Early in the second century opportunity knocked for the Palmyrans and they seized their chance. A shift in the political situation suddenly made Palmyra the safest route between Rome and Parthia for the desert caravans carrying textiles, spices and oils along the old silk road from China. The emperor Trajan finished off Petra as an independent trade entrepot and that made him “good” in the eyes of Palmyrans, just as he became very “bad” in the eyes of the merchants of Petra.

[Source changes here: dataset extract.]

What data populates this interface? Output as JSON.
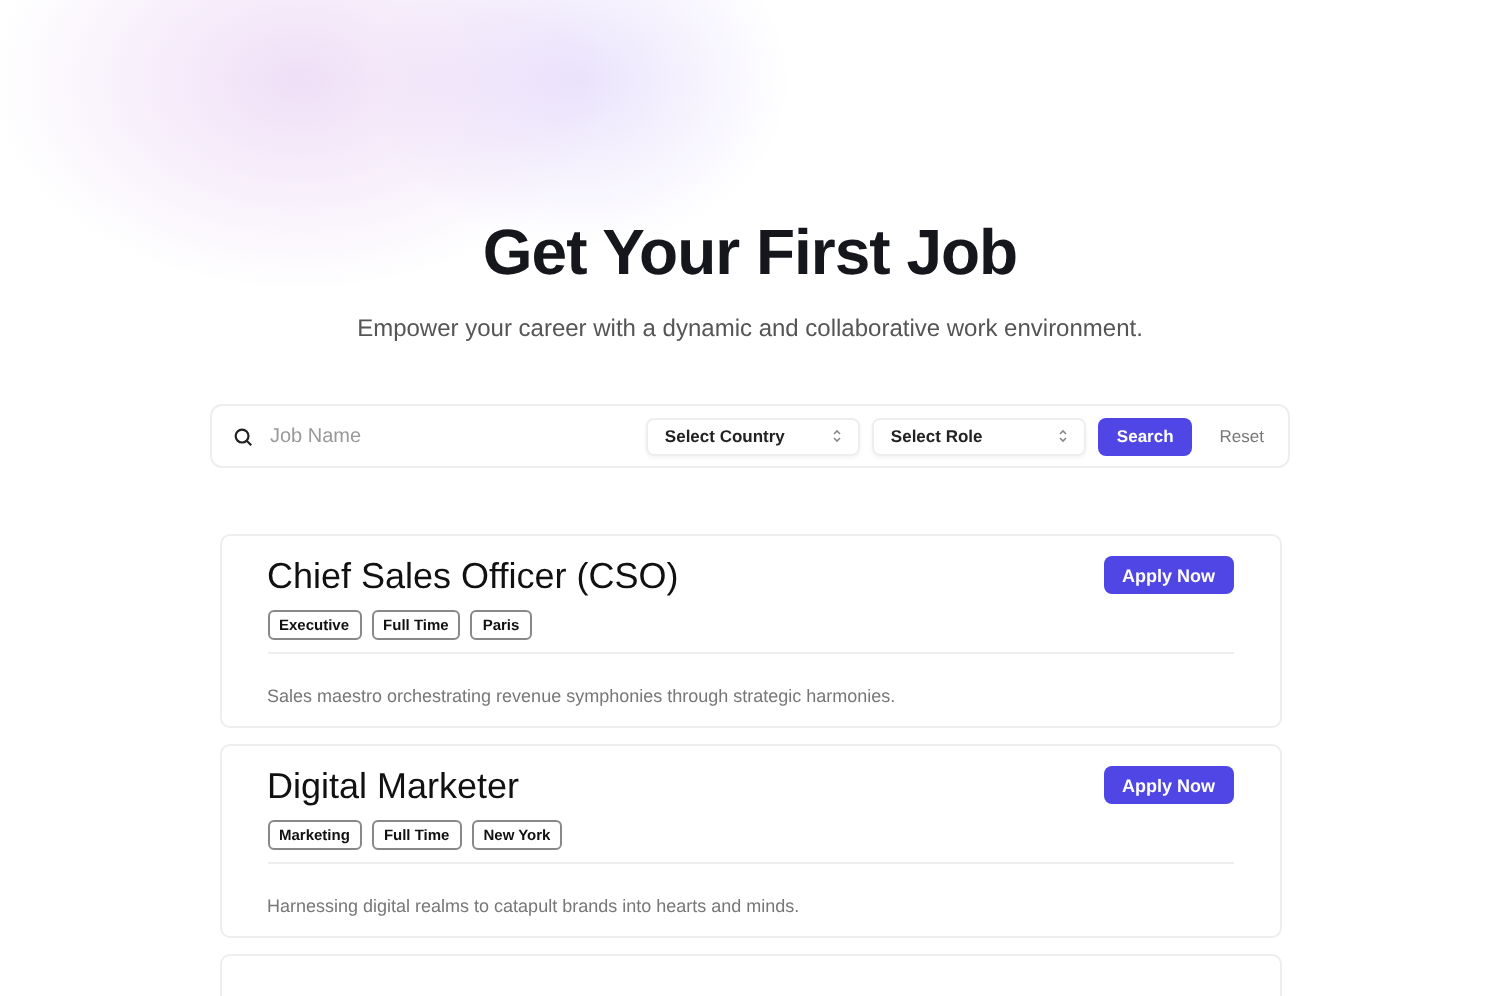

For nearly 300 years the good times rolled as Palmyra taxed the trade shipments. There’s a carved stele from 134 AD recording Palmyra’s specific excise duties on the silk, dyes, perfumes, ivory, precious stones, jade, slaves, prostitutes and gold coming through. Palmyra flourished. Stone for the new tetrapylon on Main Street? Let’s ship pink granite columns in from Aswan! Cemetaries? Stow the clan in a big tower which everyone can see on the way into town. The super-rich gladly ponied up the hefty fee for mummification. Palmyra’s special contribution to column design seems to have been a projecting ledge about halfway up where the tycoon paying for the column could put a nice bust of himself. Many of the statues were pre-carved on an island in the sea of Marmara, shipped across the desert on oxcarts like everything else and then chiselled into final resemblance onsite. Bountiful were the animal sacrifices in the Temple of Bel, a vast temple complex personally rehabbed at staggering expense by Palmyra’s precursor to Donald Trump, Male Agrippa, who also footed the bill for a visit by the Emperor Hadrian.

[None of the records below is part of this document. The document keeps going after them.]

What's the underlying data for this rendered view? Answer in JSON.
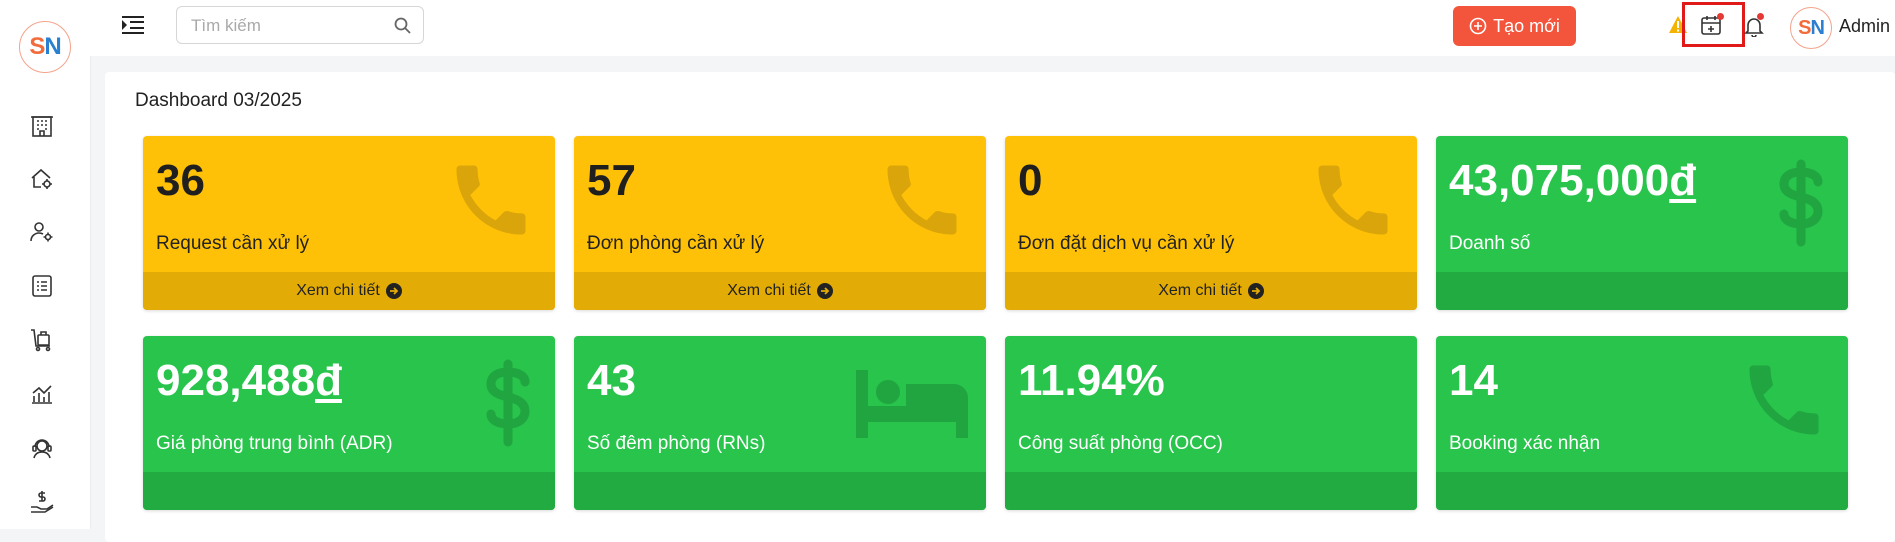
{
  "sidebar": {
    "logo": {
      "left": "S",
      "right": "N"
    },
    "items": [
      {
        "name": "hotel-icon"
      },
      {
        "name": "home-settings-icon"
      },
      {
        "name": "user-settings-icon"
      },
      {
        "name": "list-icon"
      },
      {
        "name": "luggage-icon"
      },
      {
        "name": "chart-icon"
      },
      {
        "name": "support-icon"
      },
      {
        "name": "money-hand-icon"
      }
    ]
  },
  "topbar": {
    "search_placeholder": "Tìm kiếm",
    "create_label": "Tạo mới",
    "user_name": "Admin",
    "avatar": {
      "left": "S",
      "right": "N"
    }
  },
  "dashboard": {
    "title": "Dashboard 03/2025",
    "cards": [
      {
        "value": "36",
        "label": "Request cần xử lý",
        "footer": "Xem chi tiết",
        "color": "#ffc107",
        "icon": "phone-icon"
      },
      {
        "value": "57",
        "label": "Đơn phòng cần xử lý",
        "footer": "Xem chi tiết",
        "color": "#ffc107",
        "icon": "phone-icon"
      },
      {
        "value": "0",
        "label": "Đơn đặt dịch vụ cần xử lý",
        "footer": "Xem chi tiết",
        "color": "#ffc107",
        "icon": "phone-icon"
      },
      {
        "value": "43,075,000",
        "currency": "đ",
        "label": "Doanh số",
        "color": "#28c44c",
        "icon": "dollar-icon"
      },
      {
        "value": "928,488",
        "currency": "đ",
        "label": "Giá phòng trung bình (ADR)",
        "color": "#28c44c",
        "icon": "dollar-icon"
      },
      {
        "value": "43",
        "label": "Số đêm phòng (RNs)",
        "color": "#28c44c",
        "icon": "bed-icon"
      },
      {
        "value": "11.94%",
        "label": "Công suất phòng (OCC)",
        "color": "#28c44c",
        "icon": "none"
      },
      {
        "value": "14",
        "label": "Booking xác nhận",
        "color": "#28c44c",
        "icon": "phone-icon"
      }
    ]
  },
  "colors": {
    "accent": "#f2553c",
    "warning": "#ffc107",
    "success": "#28c44c",
    "highlight": "#e01919"
  }
}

Then, as quick as the ascent came collapse. The power vacuum in Rome seized to her advantage by Palmyra’s Queen Zenobia had suddenly filled. The political situation changed further east, in Persia. Was there anything specifically and personally “bad” about the Emperor Aurelian, who sacked Palmyra in 273? Not really, though the Palmyrans no doubt thought so. He was just pushing ahead with the Empire’s long term policies.
The day I was in Palmyra the Emperor Bush II gave his speech in the Knesset, a slab of rhetoric so exuberant in its homage to Israel that the New York Times had to reprimand him editorially for bad taste. In its immediate aftermath I had an opportunity to ask a member of the Syrian cabinet, Dr Bouthaina Shaaban, whether she thought the installation of a new U.S. president next January would diminish the forebodings which she had just been outlining with great passion, from the continuing human catastrophe in Iraq, to the horrors of Israel’s siege of Gaza, to the U.S.’s obvious intent to provoke another terrible civil war in Lebanon. (For the record, Dr Shaaban does not think a war with Iran was likely.) She didn’t hesitate to answer me by saying she envisaged no change, if a candidate such as Barack Obama settles into the Oval Office next January.

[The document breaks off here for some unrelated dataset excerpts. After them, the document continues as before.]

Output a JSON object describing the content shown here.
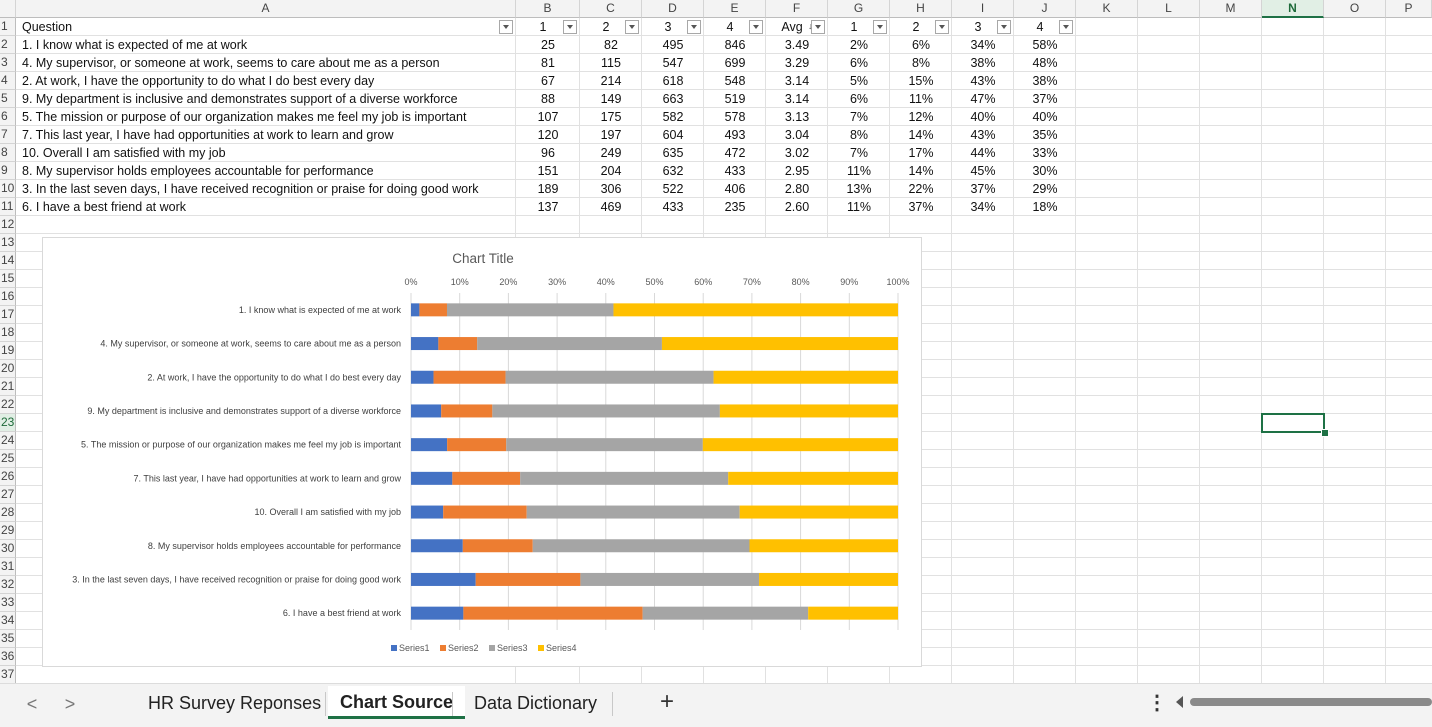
{
  "columns": [
    "A",
    "B",
    "C",
    "D",
    "E",
    "F",
    "G",
    "H",
    "I",
    "J",
    "K",
    "L",
    "M",
    "N",
    "O",
    "P"
  ],
  "selected_column": "N",
  "selected_row": 23,
  "rows": [
    1,
    2,
    3,
    4,
    5,
    6,
    7,
    8,
    9,
    10,
    11,
    12,
    13,
    14,
    15,
    16,
    17,
    18,
    19,
    20,
    21,
    22,
    23,
    24,
    25,
    26,
    27,
    28,
    29,
    30,
    31,
    32,
    33,
    34,
    35,
    36,
    37
  ],
  "header": {
    "question": "Question",
    "b": "1",
    "c": "2",
    "d": "3",
    "e": "4",
    "f": "Avg",
    "g": "1",
    "h": "2",
    "i": "3",
    "j": "4"
  },
  "table": [
    {
      "q": "1. I know what is expected of me at work",
      "b": "25",
      "c": "82",
      "d": "495",
      "e": "846",
      "avg": "3.49",
      "g": "2%",
      "h": "6%",
      "i": "34%",
      "j": "58%"
    },
    {
      "q": "4. My supervisor, or someone at work, seems to care about me as a person",
      "b": "81",
      "c": "115",
      "d": "547",
      "e": "699",
      "avg": "3.29",
      "g": "6%",
      "h": "8%",
      "i": "38%",
      "j": "48%"
    },
    {
      "q": "2. At work, I have the opportunity to do what I do best every day",
      "b": "67",
      "c": "214",
      "d": "618",
      "e": "548",
      "avg": "3.14",
      "g": "5%",
      "h": "15%",
      "i": "43%",
      "j": "38%"
    },
    {
      "q": "9. My department is inclusive and demonstrates support of a diverse workforce",
      "b": "88",
      "c": "149",
      "d": "663",
      "e": "519",
      "avg": "3.14",
      "g": "6%",
      "h": "11%",
      "i": "47%",
      "j": "37%"
    },
    {
      "q": "5. The mission or purpose of our organization makes me feel my job is important",
      "b": "107",
      "c": "175",
      "d": "582",
      "e": "578",
      "avg": "3.13",
      "g": "7%",
      "h": "12%",
      "i": "40%",
      "j": "40%"
    },
    {
      "q": "7. This last year, I have had opportunities at work to learn and grow",
      "b": "120",
      "c": "197",
      "d": "604",
      "e": "493",
      "avg": "3.04",
      "g": "8%",
      "h": "14%",
      "i": "43%",
      "j": "35%"
    },
    {
      "q": "10. Overall I am satisfied with my job",
      "b": "96",
      "c": "249",
      "d": "635",
      "e": "472",
      "avg": "3.02",
      "g": "7%",
      "h": "17%",
      "i": "44%",
      "j": "33%"
    },
    {
      "q": "8. My supervisor holds employees accountable for performance",
      "b": "151",
      "c": "204",
      "d": "632",
      "e": "433",
      "avg": "2.95",
      "g": "11%",
      "h": "14%",
      "i": "45%",
      "j": "30%"
    },
    {
      "q": "3. In the last seven days, I have received recognition or praise for doing good work",
      "b": "189",
      "c": "306",
      "d": "522",
      "e": "406",
      "avg": "2.80",
      "g": "13%",
      "h": "22%",
      "i": "37%",
      "j": "29%"
    },
    {
      "q": "6. I have a best friend at work",
      "b": "137",
      "c": "469",
      "d": "433",
      "e": "235",
      "avg": "2.60",
      "g": "11%",
      "h": "37%",
      "i": "34%",
      "j": "18%"
    }
  ],
  "chart_data": {
    "type": "bar",
    "orientation": "horizontal",
    "stacked": "percent",
    "title": "Chart Title",
    "xlim": [
      0,
      100
    ],
    "x_ticks": [
      "0%",
      "10%",
      "20%",
      "30%",
      "40%",
      "50%",
      "60%",
      "70%",
      "80%",
      "90%",
      "100%"
    ],
    "x_axis_position": "top",
    "grid": true,
    "legend_position": "bottom",
    "categories": [
      "1. I know what is expected of me at work",
      "4. My supervisor, or someone at work, seems to care about me as a person",
      "2. At work, I have the opportunity to do what I do best every day",
      "9. My department is inclusive and demonstrates support of a diverse workforce",
      "5. The mission or purpose of our organization makes me feel my job is important",
      "7. This last year, I have had opportunities at work to learn and grow",
      "10. Overall I am satisfied with my job",
      "8. My supervisor holds employees accountable for performance",
      "3. In the last seven days, I have received recognition or praise for doing good work",
      "6. I have a best friend at work"
    ],
    "series": [
      {
        "name": "Series1",
        "color": "#4472c4",
        "values": [
          25,
          81,
          67,
          88,
          107,
          120,
          96,
          151,
          189,
          137
        ]
      },
      {
        "name": "Series2",
        "color": "#ed7d31",
        "values": [
          82,
          115,
          214,
          149,
          175,
          197,
          249,
          204,
          306,
          469
        ]
      },
      {
        "name": "Series3",
        "color": "#a5a5a5",
        "values": [
          495,
          547,
          618,
          663,
          582,
          604,
          635,
          632,
          522,
          433
        ]
      },
      {
        "name": "Series4",
        "color": "#ffc000",
        "values": [
          846,
          699,
          548,
          519,
          578,
          493,
          472,
          433,
          406,
          235
        ]
      }
    ]
  },
  "tabs": {
    "prev": "<",
    "next": ">",
    "sheet1": "HR Survey Reponses",
    "sheet2": "Chart Source",
    "sheet3": "Data Dictionary",
    "add": "+",
    "more": "⋮"
  }
}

The continuous policy of the United States is to divide and rule, she exclaimed, has been and will be for the foreseeable futuree, to fan schism and internecine bloodletting in the region, to set Arab against Arab, whether it be the communities of Lebanon or the Shia and Sunni in Iraq.
Just before Dr Shabaan was giving this answer, one of the New York Times’s extensive stable of neo-conservative columnists, David Brooks, was fretting that a statement Obama had made after Bush’s Knesset speech did indeed constitute “appeasement”, indicating he had drifted off into “Noam Chomskyland”. Obama’s sin had been to say that “it’s time to engage in diplomatic efforts to build a new Lebanese consensus,” focusing on electoral reform, an end to a corrupt patronage system and the promotion of an equitable economy.
So anguished was Brooks by these dread prospects that he phoned Obama who promptly furnished answers resoundingly mollifying the columnist’s suspicions. According to Brooks, Obama said that “in some ways he’d be tougher than the Bush administration”, doing more, to take one specific example, to arm the Lebanese military. (This schedules a bloodbath in Lebanon in Year One or Two of the Obama administration.) Obama’s bottom line to Brooks was straight-up Caesarism: “The [U.S.] generals are ight-years ahead of the civilians. They are trying to get the job done rather than look tough.”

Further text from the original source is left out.